Di sisi lain, Ketua DPD IWO Indonesia Kabupaten Tulungagung Rahardian Andri menegaskan komitmennya menjadikan organisasi sebagai wadah peningkatan kapasitas dan profesionalisme wartawan.
Menurutnya, perkembangan teknologi telah mengubah wajah jurnalistik. Kecepatan informasi menjadi kebutuhan, namun tidak boleh mengorbankan akurasi, keberimbangan, verifikasi, etika, dan tanggung jawab jurnalistik.
“Kami ingin membangun organisasi yang tidak hanya menjadi wadah untuk berkumpul, tetapi juga menjadi ruang untuk belajar, bertukar pengetahuan, meningkatkan kompetensi, serta mengembangkan profesionalisme wartawan,” katanya.
Rahardian juga menegaskan bahwa hubungan antara pers, pemerintah, dan masyarakat harus dibangun secara sehat.
“Kritis tidak berarti memusuhi. Bermitra tidak berarti kehilangan independensi. Dan menyampaikan kritik bukan berarti tidak mendukung pembangunan,” tegasnya.
Ia menyampaikan, IWO Indonesia Kabupaten Tulungagung memiliki visi menjadi bagian dari kekuatan dalam menjaga kedaulatan Negara Kesatuan Republik Indonesia serta meningkatkan kesejahteraan sosial dan ekonomi keluarga besar organisasi.

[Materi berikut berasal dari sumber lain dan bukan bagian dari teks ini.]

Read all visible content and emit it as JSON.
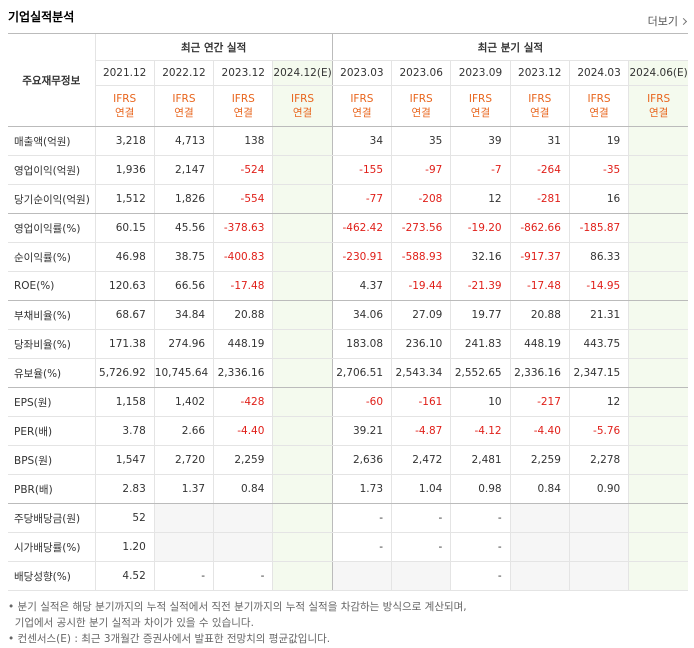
{
  "header": {
    "title": "기업실적분석",
    "more": "더보기"
  },
  "table": {
    "corner": "주요재무정보",
    "groups": [
      {
        "label": "최근 연간 실적",
        "span": 4
      },
      {
        "label": "최근 분기 실적",
        "span": 6
      }
    ],
    "periods": [
      "2021.12",
      "2022.12",
      "2023.12",
      "2024.12(E)",
      "2023.03",
      "2023.06",
      "2023.09",
      "2023.12",
      "2024.03",
      "2024.06(E)"
    ],
    "estimate_columns": [
      3,
      9
    ],
    "basis": [
      [
        "IFRS",
        "연결"
      ],
      [
        "IFRS",
        "연결"
      ],
      [
        "IFRS",
        "연결"
      ],
      [
        "IFRS",
        "연결"
      ],
      [
        "IFRS",
        "연결"
      ],
      [
        "IFRS",
        "연결"
      ],
      [
        "IFRS",
        "연결"
      ],
      [
        "IFRS",
        "연결"
      ],
      [
        "IFRS",
        "연결"
      ],
      [
        "IFRS",
        "연결"
      ]
    ],
    "rows": [
      {
        "label": "매출액(억원)",
        "values": [
          "3,218",
          "4,713",
          "138",
          null,
          "34",
          "35",
          "39",
          "31",
          "19",
          null
        ]
      },
      {
        "label": "영업이익(억원)",
        "values": [
          "1,936",
          "2,147",
          "-524",
          null,
          "-155",
          "-97",
          "-7",
          "-264",
          "-35",
          null
        ]
      },
      {
        "label": "당기순이익(억원)",
        "values": [
          "1,512",
          "1,826",
          "-554",
          null,
          "-77",
          "-208",
          "12",
          "-281",
          "16",
          null
        ]
      },
      {
        "label": "영업이익률(%)",
        "values": [
          "60.15",
          "45.56",
          "-378.63",
          null,
          "-462.42",
          "-273.56",
          "-19.20",
          "-862.66",
          "-185.87",
          null
        ]
      },
      {
        "label": "순이익률(%)",
        "values": [
          "46.98",
          "38.75",
          "-400.83",
          null,
          "-230.91",
          "-588.93",
          "32.16",
          "-917.37",
          "86.33",
          null
        ]
      },
      {
        "label": "ROE(%)",
        "values": [
          "120.63",
          "66.56",
          "-17.48",
          null,
          "4.37",
          "-19.44",
          "-21.39",
          "-17.48",
          "-14.95",
          null
        ]
      },
      {
        "label": "부채비율(%)",
        "values": [
          "68.67",
          "34.84",
          "20.88",
          null,
          "34.06",
          "27.09",
          "19.77",
          "20.88",
          "21.31",
          null
        ]
      },
      {
        "label": "당좌비율(%)",
        "values": [
          "171.38",
          "274.96",
          "448.19",
          null,
          "183.08",
          "236.10",
          "241.83",
          "448.19",
          "443.75",
          null
        ]
      },
      {
        "label": "유보율(%)",
        "values": [
          "5,726.92",
          "10,745.64",
          "2,336.16",
          null,
          "2,706.51",
          "2,543.34",
          "2,552.65",
          "2,336.16",
          "2,347.15",
          null
        ]
      },
      {
        "label": "EPS(원)",
        "values": [
          "1,158",
          "1,402",
          "-428",
          null,
          "-60",
          "-161",
          "10",
          "-217",
          "12",
          null
        ]
      },
      {
        "label": "PER(배)",
        "values": [
          "3.78",
          "2.66",
          "-4.40",
          null,
          "39.21",
          "-4.87",
          "-4.12",
          "-4.40",
          "-5.76",
          null
        ]
      },
      {
        "label": "BPS(원)",
        "values": [
          "1,547",
          "2,720",
          "2,259",
          null,
          "2,636",
          "2,472",
          "2,481",
          "2,259",
          "2,278",
          null
        ]
      },
      {
        "label": "PBR(배)",
        "values": [
          "2.83",
          "1.37",
          "0.84",
          null,
          "1.73",
          "1.04",
          "0.98",
          "0.84",
          "0.90",
          null
        ]
      },
      {
        "label": "주당배당금(원)",
        "values": [
          "52",
          null,
          null,
          null,
          "-",
          "-",
          "-",
          null,
          null,
          null
        ]
      },
      {
        "label": "시가배당률(%)",
        "values": [
          "1.20",
          null,
          null,
          null,
          "-",
          "-",
          "-",
          null,
          null,
          null
        ]
      },
      {
        "label": "배당성향(%)",
        "values": [
          "4.52",
          "-",
          "-",
          null,
          null,
          null,
          "-",
          null,
          null,
          null
        ]
      }
    ],
    "row_group_ends": [
      2,
      5,
      8,
      12
    ]
  },
  "notes": [
    "분기 실적은 해당 분기까지의 누적 실적에서 직전 분기까지의 누적 실적을 차감하는 방식으로 계산되며,",
    "기업에서 공시한 분기 실적과 차이가 있을 수 있습니다.",
    "컨센서스(E) : 최근 3개월간 증권사에서 발표한 전망치의 평균값입니다."
  ]
}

Sementara misinya antara lain memperkuat tata kelola organisasi, membangun profesionalisme dan akuntabilitas, mengembangkan ekonomi kreatif berbasis kearifan lokal, mendorong pertumbuhan sektor mikro dan UMKM, serta berperan aktif menjaga kondusivitas dan stabilitas daerah.
Seluruh program tersebut akan dijalankan dengan mengusung moto “Berkarya, Berproses, Berprogres, dan Berdampak.”
Dengan dilantiknya kepengurusan periode 2026–2031, DPD IWO Indonesia Kabupaten Tulungagung diharapkan mampu memperkuat peran pers sebagai pilar demokrasi sekaligus menjadi jembatan komunikasi antara pemerintah dan masyarakat.
Organisasi tersebut juga diharapkan mampu melahirkan insan pers yang profesional, independen, berintegritas, serta konsisten menyajikan informasi yang mencerdaskan dan memberikan manfaat bagi masyarakat Kabupaten Tulungagung.